I had to solve similar situation in my intel hypervisor while developing capabilities for nesting of hyper-v (my hypervisor parent L0 - loaded via uefi, hyper-v child L1, OS L2). Sometimes the NMI came while the cpu was running my parent hypervisor (L0) although my hypervisor never send any NMI (hyper-v sends these NMIs quite frequently as a way of interprocessor communication). So my hypervisor captured NMIs using its IDT in L0 and then I had to reinject NMIs back into child (hyper-v in L1) which was not trivial (NMI window exiting + another trick).

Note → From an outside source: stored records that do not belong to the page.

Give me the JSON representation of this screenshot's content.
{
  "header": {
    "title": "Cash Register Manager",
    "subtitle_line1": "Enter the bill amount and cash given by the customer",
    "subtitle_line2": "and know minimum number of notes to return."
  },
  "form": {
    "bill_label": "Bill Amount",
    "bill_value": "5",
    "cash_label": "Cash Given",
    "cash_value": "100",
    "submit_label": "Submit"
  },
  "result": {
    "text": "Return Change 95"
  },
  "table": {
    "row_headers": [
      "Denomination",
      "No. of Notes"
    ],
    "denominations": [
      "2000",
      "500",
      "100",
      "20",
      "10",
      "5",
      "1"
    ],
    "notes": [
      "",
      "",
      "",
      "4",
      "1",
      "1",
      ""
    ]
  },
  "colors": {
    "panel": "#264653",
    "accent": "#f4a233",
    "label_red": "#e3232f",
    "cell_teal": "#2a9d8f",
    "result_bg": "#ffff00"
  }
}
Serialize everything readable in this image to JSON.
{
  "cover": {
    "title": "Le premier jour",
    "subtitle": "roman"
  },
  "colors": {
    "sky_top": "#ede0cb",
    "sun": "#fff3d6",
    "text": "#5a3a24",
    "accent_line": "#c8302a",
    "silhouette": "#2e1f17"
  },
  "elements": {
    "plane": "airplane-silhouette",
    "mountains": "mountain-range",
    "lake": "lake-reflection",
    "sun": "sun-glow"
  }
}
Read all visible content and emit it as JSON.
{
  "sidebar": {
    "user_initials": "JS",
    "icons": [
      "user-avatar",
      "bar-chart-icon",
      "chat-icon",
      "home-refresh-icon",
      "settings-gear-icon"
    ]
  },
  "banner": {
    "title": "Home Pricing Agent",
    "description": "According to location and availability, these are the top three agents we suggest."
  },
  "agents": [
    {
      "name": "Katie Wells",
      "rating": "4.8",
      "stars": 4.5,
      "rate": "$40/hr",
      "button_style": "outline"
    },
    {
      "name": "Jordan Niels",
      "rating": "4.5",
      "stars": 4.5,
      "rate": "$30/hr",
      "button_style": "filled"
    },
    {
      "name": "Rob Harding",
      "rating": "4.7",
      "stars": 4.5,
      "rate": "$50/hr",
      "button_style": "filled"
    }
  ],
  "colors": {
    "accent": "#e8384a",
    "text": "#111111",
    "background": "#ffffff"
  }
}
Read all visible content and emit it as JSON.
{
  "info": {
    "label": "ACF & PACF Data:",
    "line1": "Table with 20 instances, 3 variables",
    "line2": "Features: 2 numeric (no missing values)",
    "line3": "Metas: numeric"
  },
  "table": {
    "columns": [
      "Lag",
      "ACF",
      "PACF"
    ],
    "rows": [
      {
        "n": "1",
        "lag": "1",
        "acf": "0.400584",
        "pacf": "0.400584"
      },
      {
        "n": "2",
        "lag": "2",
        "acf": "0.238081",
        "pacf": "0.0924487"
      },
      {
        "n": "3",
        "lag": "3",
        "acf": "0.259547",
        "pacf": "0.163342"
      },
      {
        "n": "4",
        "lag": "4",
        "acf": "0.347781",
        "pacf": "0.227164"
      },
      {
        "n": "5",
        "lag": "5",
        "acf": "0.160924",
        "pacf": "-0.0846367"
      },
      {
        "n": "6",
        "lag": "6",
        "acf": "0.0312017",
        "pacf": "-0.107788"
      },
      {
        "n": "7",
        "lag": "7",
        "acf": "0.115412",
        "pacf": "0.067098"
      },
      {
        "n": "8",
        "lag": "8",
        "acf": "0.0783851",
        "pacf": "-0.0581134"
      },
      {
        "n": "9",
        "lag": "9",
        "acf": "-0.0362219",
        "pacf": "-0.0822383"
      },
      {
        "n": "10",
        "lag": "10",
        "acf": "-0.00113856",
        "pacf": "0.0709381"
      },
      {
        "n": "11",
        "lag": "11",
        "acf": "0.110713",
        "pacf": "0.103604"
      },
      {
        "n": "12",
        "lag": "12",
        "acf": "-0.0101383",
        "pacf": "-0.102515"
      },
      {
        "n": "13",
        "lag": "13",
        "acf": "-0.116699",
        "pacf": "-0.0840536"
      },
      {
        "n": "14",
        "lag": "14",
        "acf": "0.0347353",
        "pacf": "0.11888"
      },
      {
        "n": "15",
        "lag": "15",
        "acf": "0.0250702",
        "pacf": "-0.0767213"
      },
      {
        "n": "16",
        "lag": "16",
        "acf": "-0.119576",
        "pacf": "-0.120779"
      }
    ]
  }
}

On intel, you can't block NMI easily. On AMD you can (GIF=0) so on AMD on every #VMEXIT NMIs are blocked because every #VMEXIT sets GIF=0. At intel on vmexit from L2 the NMIs are not blocked so the NMI could be delivered via parent IDT.

Another idea:
while the cpu did vmexit because of the NMI occurred really in L2 and the nmi exiting bit enabled, so now the cpu is already in L1, another NMI may come which is delivered via L1 IDT and is handled immediately (final instruction IRETQ) before handling of the first NMI completes via vm exit handler (final instruction vmresume).

NMIs on Intel are very nasty, sometimes they came when you do not expect them and when you don't want them.